See too how positive is the passage from St. Mathew chapter 5 showing in the very practical teaching of Jesus just how does not abolish the Law of Moses but rather fulfils it in that he teaches us to not only care for our neighbours and friends but to love our enemies and when requested, to go the extra mile in meeting the requests of others by reflecting God`s own loving compassion. When he says, `…if you love those who love you, what right have you to claim any credit ? Even the tax collectors do as much, do they not ? And if you save your greetings for your brothers, are you doing anything exceptional ? Even the pagans do as much do they not ? You must therefore be perfect just as your heavenly Father is perfect.`
In Lent there will be a number of opportunities for our spiritual growth and for acts of penitence. I have long thought that if we set ourselves to have an attitude of thanksgiving for God`s blessings to us which come to us in so many different ways we find our awareness of sin being fine-tuned and awareness of our need for God`s loving forgiveness greatly enhanced.

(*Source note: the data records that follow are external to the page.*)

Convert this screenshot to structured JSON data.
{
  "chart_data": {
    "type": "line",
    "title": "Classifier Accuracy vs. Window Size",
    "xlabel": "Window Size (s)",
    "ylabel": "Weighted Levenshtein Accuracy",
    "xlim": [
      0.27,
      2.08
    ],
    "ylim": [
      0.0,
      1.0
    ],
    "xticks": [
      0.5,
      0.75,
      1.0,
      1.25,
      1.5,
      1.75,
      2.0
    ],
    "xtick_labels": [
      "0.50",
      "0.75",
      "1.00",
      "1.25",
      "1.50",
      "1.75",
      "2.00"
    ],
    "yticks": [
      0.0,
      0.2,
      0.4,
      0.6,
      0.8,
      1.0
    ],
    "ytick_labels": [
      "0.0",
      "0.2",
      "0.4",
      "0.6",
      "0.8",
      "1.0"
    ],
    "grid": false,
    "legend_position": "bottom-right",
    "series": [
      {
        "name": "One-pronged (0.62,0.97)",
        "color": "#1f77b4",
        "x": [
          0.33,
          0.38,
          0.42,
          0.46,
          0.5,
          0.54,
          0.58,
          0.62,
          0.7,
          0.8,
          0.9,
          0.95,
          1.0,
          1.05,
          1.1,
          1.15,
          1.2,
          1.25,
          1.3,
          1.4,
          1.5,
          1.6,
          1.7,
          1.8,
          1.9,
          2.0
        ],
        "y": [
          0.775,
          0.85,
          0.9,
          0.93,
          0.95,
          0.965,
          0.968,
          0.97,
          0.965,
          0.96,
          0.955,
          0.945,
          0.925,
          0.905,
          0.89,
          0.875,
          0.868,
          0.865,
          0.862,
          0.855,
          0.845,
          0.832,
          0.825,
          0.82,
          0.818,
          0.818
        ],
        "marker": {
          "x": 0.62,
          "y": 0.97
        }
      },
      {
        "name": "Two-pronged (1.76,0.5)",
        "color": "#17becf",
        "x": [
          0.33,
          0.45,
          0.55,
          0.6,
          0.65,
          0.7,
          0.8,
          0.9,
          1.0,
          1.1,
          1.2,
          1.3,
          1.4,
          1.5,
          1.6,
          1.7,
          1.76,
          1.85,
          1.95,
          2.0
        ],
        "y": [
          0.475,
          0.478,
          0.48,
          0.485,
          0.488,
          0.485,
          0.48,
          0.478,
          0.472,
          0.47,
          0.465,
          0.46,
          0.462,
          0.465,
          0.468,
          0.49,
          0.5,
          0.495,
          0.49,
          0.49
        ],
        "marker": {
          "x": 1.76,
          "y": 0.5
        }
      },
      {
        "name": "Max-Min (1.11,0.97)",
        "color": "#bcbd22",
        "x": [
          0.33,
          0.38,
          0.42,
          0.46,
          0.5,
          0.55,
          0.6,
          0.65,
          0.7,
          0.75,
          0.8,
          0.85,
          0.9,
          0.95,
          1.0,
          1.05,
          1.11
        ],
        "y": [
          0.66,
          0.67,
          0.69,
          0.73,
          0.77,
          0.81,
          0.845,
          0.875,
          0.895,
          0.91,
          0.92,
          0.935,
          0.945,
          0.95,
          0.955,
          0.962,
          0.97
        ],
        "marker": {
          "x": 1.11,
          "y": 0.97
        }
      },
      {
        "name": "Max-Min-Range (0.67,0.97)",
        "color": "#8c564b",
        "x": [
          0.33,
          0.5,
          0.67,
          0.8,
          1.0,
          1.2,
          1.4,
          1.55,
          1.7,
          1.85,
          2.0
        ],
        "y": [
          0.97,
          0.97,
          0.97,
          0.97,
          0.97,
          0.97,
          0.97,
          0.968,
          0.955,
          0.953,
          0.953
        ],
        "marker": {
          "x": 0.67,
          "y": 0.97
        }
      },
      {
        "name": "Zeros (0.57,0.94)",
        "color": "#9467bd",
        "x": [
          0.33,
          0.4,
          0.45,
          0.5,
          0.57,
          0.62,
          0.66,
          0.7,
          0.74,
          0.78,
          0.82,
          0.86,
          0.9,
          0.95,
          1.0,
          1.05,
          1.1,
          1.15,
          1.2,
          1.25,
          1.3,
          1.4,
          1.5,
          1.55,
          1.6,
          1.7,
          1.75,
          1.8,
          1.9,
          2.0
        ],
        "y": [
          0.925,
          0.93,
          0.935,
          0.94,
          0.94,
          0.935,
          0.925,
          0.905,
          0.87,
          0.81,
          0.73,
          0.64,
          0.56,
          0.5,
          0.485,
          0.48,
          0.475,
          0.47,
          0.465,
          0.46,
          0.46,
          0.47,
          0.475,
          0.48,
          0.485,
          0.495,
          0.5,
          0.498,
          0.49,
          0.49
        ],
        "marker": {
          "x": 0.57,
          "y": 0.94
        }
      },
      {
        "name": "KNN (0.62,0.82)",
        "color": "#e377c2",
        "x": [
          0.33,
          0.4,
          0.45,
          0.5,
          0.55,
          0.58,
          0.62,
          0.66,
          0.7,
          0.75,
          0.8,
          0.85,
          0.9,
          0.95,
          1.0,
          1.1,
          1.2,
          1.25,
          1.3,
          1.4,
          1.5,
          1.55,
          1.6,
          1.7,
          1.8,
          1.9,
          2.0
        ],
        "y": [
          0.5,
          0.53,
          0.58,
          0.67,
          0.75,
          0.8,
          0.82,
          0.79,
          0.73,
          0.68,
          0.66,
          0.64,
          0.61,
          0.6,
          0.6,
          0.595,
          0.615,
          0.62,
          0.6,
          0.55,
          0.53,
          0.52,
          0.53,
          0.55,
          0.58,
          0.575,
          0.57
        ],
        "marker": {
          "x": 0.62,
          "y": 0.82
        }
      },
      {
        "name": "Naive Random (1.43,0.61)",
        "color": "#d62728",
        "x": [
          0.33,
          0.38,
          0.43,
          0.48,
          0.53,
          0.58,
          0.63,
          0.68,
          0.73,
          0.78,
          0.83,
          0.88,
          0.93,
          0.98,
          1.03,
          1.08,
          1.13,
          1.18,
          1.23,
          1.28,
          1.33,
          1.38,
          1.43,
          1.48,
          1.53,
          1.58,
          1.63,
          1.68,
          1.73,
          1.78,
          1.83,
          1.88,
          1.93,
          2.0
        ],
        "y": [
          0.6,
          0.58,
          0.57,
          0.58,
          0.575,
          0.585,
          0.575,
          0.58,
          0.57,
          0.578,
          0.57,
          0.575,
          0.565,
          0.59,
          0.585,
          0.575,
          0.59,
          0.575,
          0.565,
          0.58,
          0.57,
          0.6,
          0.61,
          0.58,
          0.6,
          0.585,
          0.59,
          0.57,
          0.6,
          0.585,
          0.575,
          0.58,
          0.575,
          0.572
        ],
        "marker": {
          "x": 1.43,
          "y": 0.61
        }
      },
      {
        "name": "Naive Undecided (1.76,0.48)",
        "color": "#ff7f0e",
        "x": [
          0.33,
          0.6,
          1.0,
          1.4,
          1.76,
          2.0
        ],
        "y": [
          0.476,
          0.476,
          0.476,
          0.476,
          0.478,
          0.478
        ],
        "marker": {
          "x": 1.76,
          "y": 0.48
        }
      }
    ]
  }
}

When we are thankful our whole attitude changes and bitterness, jealousy and dissatisfaction are dispelled and an openness to God`s grace comes.
Recently someone said to me, `I`m not looking forward to Lent – it is such a miserable and joyless season`. My response was that I thought it to be a season of opportunity and looking forward, of being beside Jesus in the Wilderness, of discerning our vocation as we proceed on our pilgrim journey in God`s grace, of turfing out the dross and rubbish in our lives and having a spiritual spring-clean.
Have a Holy, Joyful and fulfilling Lent.